Shortly before you reach the Abbey, the White Hart is an original Coaching Inn dating back to the 15th c., when the town was on the main road from Gloucester through Oxford to London. The George, further down the High Street, is another.   

A few hundred yards down to the river takes you to Day's Lock, the venue for the annual World Pooh Sticks Championship.

Pooh Sticks Athletes

On the way to the River, you will have passed the substantial remains of a major Bronze Age settlement and Iron Age fort, the rest of which has been heavily damaged by ploughing, although the markings of old buildings and burial mounds can be seen in aerial photos. There are also some field systems dating back to the Bronze Age. This is quite dry stuff, but if you are interested, here is a link to some research: Bronze Age Dorchester

Maybe the location of this fort is explained by its position on the borders between the pre-Roman Dobunni, Atrebates and Catevallauni tribes.

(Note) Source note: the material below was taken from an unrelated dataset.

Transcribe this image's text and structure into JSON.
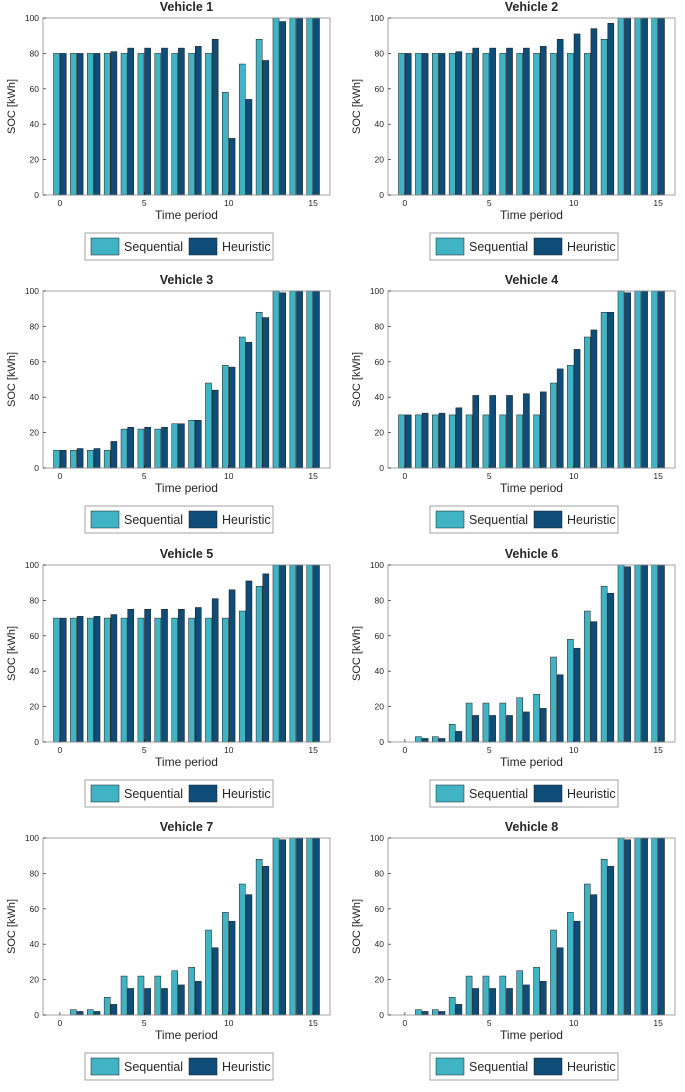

The hills you can see on the other side of the river are Wittenham Clumps, topped by an Iron Age fortified enclosure. Was this a counterpoint to the fortifications at the Lock? 

These are Oxfordshire's Twin Peaks, not only because there are two of them, albeit not very peaky, but because they are regarded as being a bit strange. Locals with less respect for the magic of antiquity referred to the clumps as 'Mother Dunch's Buttocks'. Mrs Dunch was apparently the unpopular wife of a medieval squire. 

All in all, a small area that is a palimpsest of English history!